At least 36 people have suffered “abusive treatment” in secret prisons over the past year according to the Russian LGBT Network, an NGO based in St Petersburg, which cited testimonies alleging the abuses were “directed by the highest officials of Chechnya”.

“The victims were subjected to tortures, humiliations, and other measures that harm their physical and psychological well-being,” the group said.

The claims are contained within a report prepared with Russian newspaper Novaya Gazeta, which in April of last year exposed the arrest, torture and murder of members of the Chechen LGBT+ community.

The paper wrote that Chechen police had rounded up more than 100 gay men in a “prophylactic sweep”, killed three and subjected many to prison beatings and electro-shock torture.

Kheda Saratova, an activist on the humans rights council of Chechen President Ramzan Kadyrov, responded at the time: “I haven’t had a single request on this issue, but if I did, I wouldn’t even consider it.”

“In our Chechen society, any person who respects our traditions and culture will hunt down this kind of person without any help from authorities,” she added.

President Kadyrov’s press secretary Alvi Karimov also previously denied the existence of homosexuals in Chechnya.

“This publication is a complete lie,” he said last year.

“It is impossible to detain and oppress those who simply don’t exist in the Republic.”

“If there were such people in Chechnya, the law-enforcement agencies wouldn’t need to have anything to do with them, because their relatives would send them to a place of no return.”

But several testimonies in the updated report describe abuse by Chechen police and military personnel.

“They threw me to the floor and beat me,” said a victim known as I.J.

“They beat my chest and my face with their feet, and they hit my head against the floor.

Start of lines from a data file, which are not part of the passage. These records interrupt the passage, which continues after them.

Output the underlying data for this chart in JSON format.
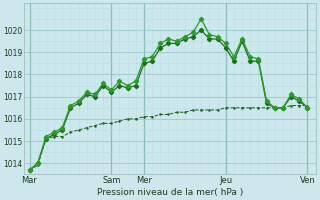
{
  "xlabel": "Pression niveau de la mer( hPa )",
  "background_color": "#cce8ec",
  "grid_color_minor": "#b8dce0",
  "grid_color_major": "#99c8cc",
  "line_color_1": "#1a5c20",
  "line_color_2": "#1a6e1a",
  "line_color_3": "#2a9a2a",
  "ylim": [
    1013.5,
    1021.2
  ],
  "yticks": [
    1014,
    1015,
    1016,
    1017,
    1018,
    1019,
    1020
  ],
  "x_day_labels": [
    "Mar",
    "Sam",
    "Mer",
    "Jeu",
    "Ven"
  ],
  "x_day_positions": [
    0,
    60,
    84,
    144,
    204
  ],
  "vline_positions": [
    0,
    60,
    84,
    144,
    204
  ],
  "series1_x": [
    0,
    6,
    12,
    18,
    24,
    30,
    36,
    42,
    48,
    54,
    60,
    66,
    72,
    78,
    84,
    90,
    96,
    102,
    108,
    114,
    120,
    126,
    132,
    138,
    144,
    150,
    156,
    162,
    168,
    174,
    180,
    186,
    192,
    198,
    204
  ],
  "series1_y": [
    1013.7,
    1013.9,
    1015.1,
    1015.2,
    1015.2,
    1015.4,
    1015.5,
    1015.6,
    1015.7,
    1015.8,
    1015.8,
    1015.9,
    1016.0,
    1016.0,
    1016.1,
    1016.1,
    1016.2,
    1016.2,
    1016.3,
    1016.3,
    1016.4,
    1016.4,
    1016.4,
    1016.4,
    1016.5,
    1016.5,
    1016.5,
    1016.5,
    1016.5,
    1016.5,
    1016.5,
    1016.5,
    1016.6,
    1016.6,
    1016.6
  ],
  "series2_x": [
    0,
    6,
    12,
    18,
    24,
    30,
    36,
    42,
    48,
    54,
    60,
    66,
    72,
    78,
    84,
    90,
    96,
    102,
    108,
    114,
    120,
    126,
    132,
    138,
    144,
    150,
    156,
    162,
    168,
    174,
    180,
    186,
    192,
    198,
    204
  ],
  "series2_y": [
    1013.7,
    1014.0,
    1015.1,
    1015.3,
    1015.5,
    1016.5,
    1016.7,
    1017.1,
    1017.0,
    1017.5,
    1017.2,
    1017.5,
    1017.4,
    1017.5,
    1018.5,
    1018.6,
    1019.2,
    1019.4,
    1019.4,
    1019.6,
    1019.7,
    1020.0,
    1019.6,
    1019.6,
    1019.2,
    1018.6,
    1019.5,
    1018.6,
    1018.6,
    1016.7,
    1016.5,
    1016.5,
    1017.0,
    1016.8,
    1016.5
  ],
  "series3_x": [
    0,
    6,
    12,
    18,
    24,
    30,
    36,
    42,
    48,
    54,
    60,
    66,
    72,
    78,
    84,
    90,
    96,
    102,
    108,
    114,
    120,
    126,
    132,
    138,
    144,
    150,
    156,
    162,
    168,
    174,
    180,
    186,
    192,
    198,
    204
  ],
  "series3_y": [
    1013.7,
    1014.0,
    1015.2,
    1015.4,
    1015.6,
    1016.6,
    1016.8,
    1017.2,
    1017.1,
    1017.6,
    1017.3,
    1017.7,
    1017.5,
    1017.7,
    1018.7,
    1018.8,
    1019.4,
    1019.6,
    1019.5,
    1019.7,
    1019.9,
    1020.5,
    1019.8,
    1019.7,
    1019.4,
    1018.8,
    1019.6,
    1018.8,
    1018.7,
    1016.8,
    1016.5,
    1016.5,
    1017.1,
    1016.9,
    1016.5
  ]
}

One of them said: ‘Do not beat him until the shock stage, at that point he will stop feeling pain. We don’t need that.’”

Another victim known as E.F. described their car being raided by police who on finding bracelets and a leather bag said to them: “Are you a faggot? If you are, I’ll shoot you right here.”

The LGBT Network said that it continues to document reports of detentions in Chechnya with authorities “visiting the houses of some previously detained survivors to learn if they stayed or left the region”.

Many have fled the country over the past year to escape persecution according to the NGO.

“The Network’s activists evacuated 119 people from the region and accommodated the survivors in shelters located in the central part of Russia,” it said.

In an interview with HBO last year, President Ramzan Kadyrov denied any sort of crackdown: “This is gibberish. We don’t have such people. If there are any — take them to Canada. For the sake of Allah. Then, they would be far away from us.”